Один из снимков он принес в редакцию пионерской газеты, и с тех пор стал ее постоянным юнкором. Иногда он сочинял стихи, одно из его стихотворений, «Весна», было напечатано в газете — в тот день Вали готов был лопнуть от гордости! У него и сейчас хранилась эта газета, пожелтевшая от времени…
Он расхаживал по махалле с независимым видом: на шее алый галстук, фотоаппарат перекинут через плечо. Соседи звали его «крохой журналистом».
Когда Валиджан перешел в старшие классы, его назначили пионервожатым, и он целыми днями пропадал в школе.
Умер отец. В доме появился Буриходжа… Валиджан сразу его невзлюбил и не упускал случая напомнить, что Буриходжа им не отец, а дядя, амаки. Буриходжа пытался взять его лаской, но как только он попробовал учить мальчика молитвам, проповедовать шариат — Вали встал на дыбы. Буриходжа смекнул, что этот орешек ему не по зубам. И всю свою ласку и заботу перенес на Алиджана: брал его с собой в мечеть, на намаз-джума,[31]
всячески баловал, стараясь вызвать ревнивую зависть в Валиджане, но того это совсем не трогало. И Буриходжа стал платить пасынку за неприязнь неприязнью.В годы войны их семья бедствовала, как и весь народ. Все тогда жили одной мечтой, одним стремлением: приблизить победу над фашизмом!

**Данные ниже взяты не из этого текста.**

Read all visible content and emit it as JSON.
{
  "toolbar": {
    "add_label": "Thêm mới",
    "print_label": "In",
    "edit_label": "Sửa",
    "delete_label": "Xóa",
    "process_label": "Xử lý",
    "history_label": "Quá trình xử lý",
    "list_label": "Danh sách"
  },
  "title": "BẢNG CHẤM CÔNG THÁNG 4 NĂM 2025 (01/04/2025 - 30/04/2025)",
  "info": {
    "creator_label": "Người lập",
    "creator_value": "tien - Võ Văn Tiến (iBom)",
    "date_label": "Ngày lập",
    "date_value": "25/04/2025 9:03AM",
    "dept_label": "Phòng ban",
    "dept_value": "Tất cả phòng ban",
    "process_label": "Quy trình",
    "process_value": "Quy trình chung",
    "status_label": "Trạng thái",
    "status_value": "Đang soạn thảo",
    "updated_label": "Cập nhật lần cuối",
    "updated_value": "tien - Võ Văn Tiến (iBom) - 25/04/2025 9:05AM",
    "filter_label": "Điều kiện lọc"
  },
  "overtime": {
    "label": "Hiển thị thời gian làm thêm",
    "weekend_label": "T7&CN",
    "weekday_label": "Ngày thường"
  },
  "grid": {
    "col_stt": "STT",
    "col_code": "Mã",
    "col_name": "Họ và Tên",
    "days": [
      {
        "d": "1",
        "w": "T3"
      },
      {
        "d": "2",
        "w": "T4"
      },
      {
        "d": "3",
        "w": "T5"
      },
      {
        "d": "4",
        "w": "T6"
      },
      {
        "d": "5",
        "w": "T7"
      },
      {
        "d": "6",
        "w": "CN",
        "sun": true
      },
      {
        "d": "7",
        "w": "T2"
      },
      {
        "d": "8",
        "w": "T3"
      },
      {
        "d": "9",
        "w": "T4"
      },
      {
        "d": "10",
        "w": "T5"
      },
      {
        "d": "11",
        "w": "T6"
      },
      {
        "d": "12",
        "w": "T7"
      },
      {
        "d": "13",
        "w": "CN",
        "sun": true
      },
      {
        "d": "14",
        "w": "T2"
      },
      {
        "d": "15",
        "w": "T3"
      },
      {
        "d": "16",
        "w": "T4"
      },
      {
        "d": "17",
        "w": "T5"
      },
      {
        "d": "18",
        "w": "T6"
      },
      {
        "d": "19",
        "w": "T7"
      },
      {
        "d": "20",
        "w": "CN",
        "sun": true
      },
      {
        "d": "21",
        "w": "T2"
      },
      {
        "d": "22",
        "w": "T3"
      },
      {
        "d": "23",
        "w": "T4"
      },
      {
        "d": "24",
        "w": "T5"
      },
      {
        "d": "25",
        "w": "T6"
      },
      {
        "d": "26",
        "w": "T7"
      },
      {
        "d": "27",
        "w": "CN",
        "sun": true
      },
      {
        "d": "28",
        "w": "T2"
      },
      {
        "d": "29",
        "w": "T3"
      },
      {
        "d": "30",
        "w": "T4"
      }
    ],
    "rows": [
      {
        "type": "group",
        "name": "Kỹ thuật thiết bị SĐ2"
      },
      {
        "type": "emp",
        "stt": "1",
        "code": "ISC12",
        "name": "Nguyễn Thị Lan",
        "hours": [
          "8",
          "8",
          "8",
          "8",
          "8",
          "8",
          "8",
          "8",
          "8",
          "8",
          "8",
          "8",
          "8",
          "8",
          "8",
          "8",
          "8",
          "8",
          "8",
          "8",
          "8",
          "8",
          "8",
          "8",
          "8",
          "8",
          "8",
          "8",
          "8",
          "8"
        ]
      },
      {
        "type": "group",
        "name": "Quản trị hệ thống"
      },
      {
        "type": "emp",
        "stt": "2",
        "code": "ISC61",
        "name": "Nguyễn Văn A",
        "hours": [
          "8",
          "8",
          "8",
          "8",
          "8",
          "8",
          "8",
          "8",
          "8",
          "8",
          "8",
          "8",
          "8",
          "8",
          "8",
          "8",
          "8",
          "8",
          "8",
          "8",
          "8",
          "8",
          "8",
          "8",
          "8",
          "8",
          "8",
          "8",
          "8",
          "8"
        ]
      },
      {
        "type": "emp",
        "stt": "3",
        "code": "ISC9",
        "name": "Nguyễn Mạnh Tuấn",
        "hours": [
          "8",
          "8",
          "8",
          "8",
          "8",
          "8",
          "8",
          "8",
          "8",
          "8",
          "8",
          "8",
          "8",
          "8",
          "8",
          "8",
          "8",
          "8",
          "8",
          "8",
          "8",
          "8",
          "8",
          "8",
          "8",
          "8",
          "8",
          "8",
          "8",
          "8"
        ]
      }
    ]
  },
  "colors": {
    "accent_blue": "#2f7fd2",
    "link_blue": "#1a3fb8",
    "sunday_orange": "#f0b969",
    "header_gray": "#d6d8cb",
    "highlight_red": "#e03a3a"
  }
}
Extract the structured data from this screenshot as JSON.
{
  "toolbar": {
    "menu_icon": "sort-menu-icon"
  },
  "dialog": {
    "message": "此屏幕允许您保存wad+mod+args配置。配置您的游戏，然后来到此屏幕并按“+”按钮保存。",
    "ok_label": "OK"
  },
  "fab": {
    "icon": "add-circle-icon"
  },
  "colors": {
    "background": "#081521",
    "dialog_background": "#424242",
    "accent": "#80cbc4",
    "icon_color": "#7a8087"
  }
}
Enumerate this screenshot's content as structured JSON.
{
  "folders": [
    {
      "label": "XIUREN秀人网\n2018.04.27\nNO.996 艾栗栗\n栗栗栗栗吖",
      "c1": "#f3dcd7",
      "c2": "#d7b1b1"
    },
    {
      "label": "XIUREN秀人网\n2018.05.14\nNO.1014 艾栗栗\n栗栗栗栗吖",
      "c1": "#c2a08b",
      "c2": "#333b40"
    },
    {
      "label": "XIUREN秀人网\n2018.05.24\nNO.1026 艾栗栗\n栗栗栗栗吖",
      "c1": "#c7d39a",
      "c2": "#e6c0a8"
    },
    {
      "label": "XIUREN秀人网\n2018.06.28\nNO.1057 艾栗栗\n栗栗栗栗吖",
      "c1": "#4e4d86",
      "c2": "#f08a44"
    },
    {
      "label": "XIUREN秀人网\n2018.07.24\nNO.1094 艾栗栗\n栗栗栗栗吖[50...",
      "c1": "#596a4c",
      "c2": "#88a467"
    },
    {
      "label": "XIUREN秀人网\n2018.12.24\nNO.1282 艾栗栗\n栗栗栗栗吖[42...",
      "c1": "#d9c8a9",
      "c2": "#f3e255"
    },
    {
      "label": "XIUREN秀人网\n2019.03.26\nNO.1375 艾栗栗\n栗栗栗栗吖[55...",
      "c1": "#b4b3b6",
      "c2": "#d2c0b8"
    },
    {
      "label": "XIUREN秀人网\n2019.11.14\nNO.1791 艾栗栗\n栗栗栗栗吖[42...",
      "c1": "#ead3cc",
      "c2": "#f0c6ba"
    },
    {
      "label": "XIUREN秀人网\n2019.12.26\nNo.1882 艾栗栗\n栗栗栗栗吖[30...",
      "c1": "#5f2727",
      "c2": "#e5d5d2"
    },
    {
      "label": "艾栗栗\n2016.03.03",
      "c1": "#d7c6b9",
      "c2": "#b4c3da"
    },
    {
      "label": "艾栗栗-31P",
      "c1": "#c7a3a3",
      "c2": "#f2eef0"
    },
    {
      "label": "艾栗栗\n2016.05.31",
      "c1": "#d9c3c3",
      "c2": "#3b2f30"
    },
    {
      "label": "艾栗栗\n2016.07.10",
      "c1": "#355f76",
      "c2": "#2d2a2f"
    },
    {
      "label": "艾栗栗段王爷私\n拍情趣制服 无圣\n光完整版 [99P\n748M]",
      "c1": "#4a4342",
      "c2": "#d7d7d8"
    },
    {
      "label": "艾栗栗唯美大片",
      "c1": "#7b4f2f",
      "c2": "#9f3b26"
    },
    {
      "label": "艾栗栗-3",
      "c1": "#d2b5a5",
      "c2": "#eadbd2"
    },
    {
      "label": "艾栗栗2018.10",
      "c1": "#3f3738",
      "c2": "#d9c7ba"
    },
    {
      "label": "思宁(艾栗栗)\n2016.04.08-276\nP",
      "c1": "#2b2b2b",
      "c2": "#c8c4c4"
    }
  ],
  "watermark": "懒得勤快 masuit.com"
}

Как-то Валиджан узнал, что неподалеку от них, на городской окраине, на пустыре, заросшем густым кустарником и сорняками, решили разместить эвакуированный с Украины машиностроительный завод. И верно — вскоре там появились люди, они очищали пустырь, засыпали гравием топкие подходы к нему. Райком комсомола обратился к старшеклассникам с призывом: помочь строительству! Валиджан забросил свой фотоаппарат и стал работать на строительной площадке: таскал кирпичи, замешивал цемент. Начало прибывать оборудование. Юноша с восхищением разглядывал огромные ящики с машинами и станками. Когда вырос первый заводской корпус, специалисты — рабочие и инженеры разных национальностей — принялись монтировать цехи. Одетые во что попало, уставшие, они трудились не за страх, а за совесть, не страшась ни холода, ни голода. Порой обед заменяла им затяжка едкой махорки — курево немножко прибадривало. Монтаж первого корпуса закончили быстро. Цехи один за другим вступали в строй. Валиджан остался на заводе, выучился на сталевара и уж так старался — с утра до позднего вечера не отходил от плавильной печи.
С завода Валиджан ушел в армию. Закончил в Пензе школу минометчиков, — и на фронт. Провоевав месяца три, с тяжелым ранением попал в госпиталь. Подлечился. И снова фронт.